Mar 8 • 10:23 UTC 🇰🇷 Korea Hankyoreh (KR)

Surge in Oil Prices Triggers Alarm for 2% Inflation Target Amid Concerns of Domino Effects

Rising international oil prices due to the U.S.-Iran tensions threaten South Korea's inflation target of 2%, spurring government emergency measures.

Due to the spike in international oil prices resulting from the conflict between the U.S. and Iran, South Korea's government is facing challenges in achieving its consumer price inflation target of 2.0%. As oil prices rise, other prices related to industrial and agricultural products are also expected to increase, prompting the government to reactivate a petroleum price ceiling law that had been dormant for 30 years. The high weight of oil in household spending makes it a significant factor in calculating the consumer price index, increasing pressure on inflation.
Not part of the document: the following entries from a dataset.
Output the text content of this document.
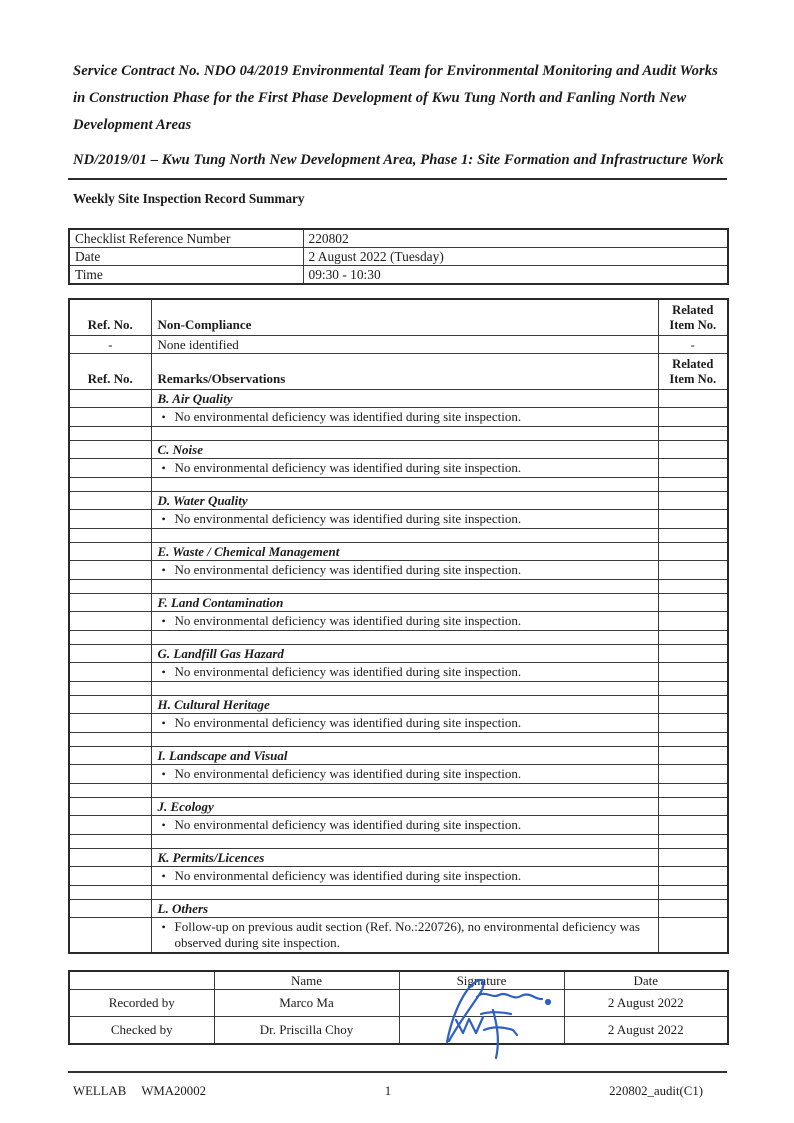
Service Contract No. NDO 04/2019 Environmental Team for Environmental Monitoring and Audit Works in Construction Phase for the First Phase Development of Kwu Tung North and Fanling North New Development Areas

ND/2019/01 – Kwu Tung North New Development Area, Phase 1: Site Formation and Infrastructure Work

Weekly Site Inspection Record Summary
Checklist Reference Number	220802
Date	2 August 2022 (Tuesday)
Time	09:30 - 10:30
Ref. No.	Non-Compliance	Related Item No.
-	None identified	-
Ref. No.	Remarks/Observations	Related Item No.
	B. Air Quality	

	• No environmental deficiency was identified during site inspection.	

	C. Noise	

	• No environmental deficiency was identified during site inspection.	

	D. Water Quality	

	• No environmental deficiency was identified during site inspection.	

	E. Waste / Chemical Management	

	• No environmental deficiency was identified during site inspection.	

	F. Land Contamination	

	• No environmental deficiency was identified during site inspection.	

	G. Landfill Gas Hazard	

	• No environmental deficiency was identified during site inspection.	

	H. Cultural Heritage	

	• No environmental deficiency was identified during site inspection.	

	I. Landscape and Visual	

	• No environmental deficiency was identified during site inspection.	

	J. Ecology	

	• No environmental deficiency was identified during site inspection.	

	K. Permits/Licences	

	• No environmental deficiency was identified during site inspection.	

	L. Others	

	• Follow-up on previous audit section (Ref. No.:220726), no environmental deficiency was observed during site inspection.	

	Name	Signature	Date
Recorded by	Marco Ma		2 August 2022
Checked by	Dr. Priscilla Choy		2 August 2022
WELLAB WMA20002	1	220802_audit(C1)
The report indicates that gasoline has a weight of 24.1 in the consumer price calculation, making it one of the most impactful items second only to housing costs. Price surges in major commodities like oil exert substantial upward pressure on overall inflation rates, as evidenced by a previous spike in 2022 following Russia's invasion of Ukraine, where oil prices surged, leading to a significant inflation impact in South Korea. Moreover, an increase in petroleum prices typically results in higher costs for transporting goods and increased energy expenses, which eventually trickle down to the prices of processed foods and agricultural products after a delay of three to six months. Economists project that given the current international oil price trends and exchange rate fluctuations, achieving the 2% inflation target set by the government and the Bank of Korea might prove increasingly difficult. Concern over further price increases due to rising production costs reinforces the need for vigilant monitoring by policymakers.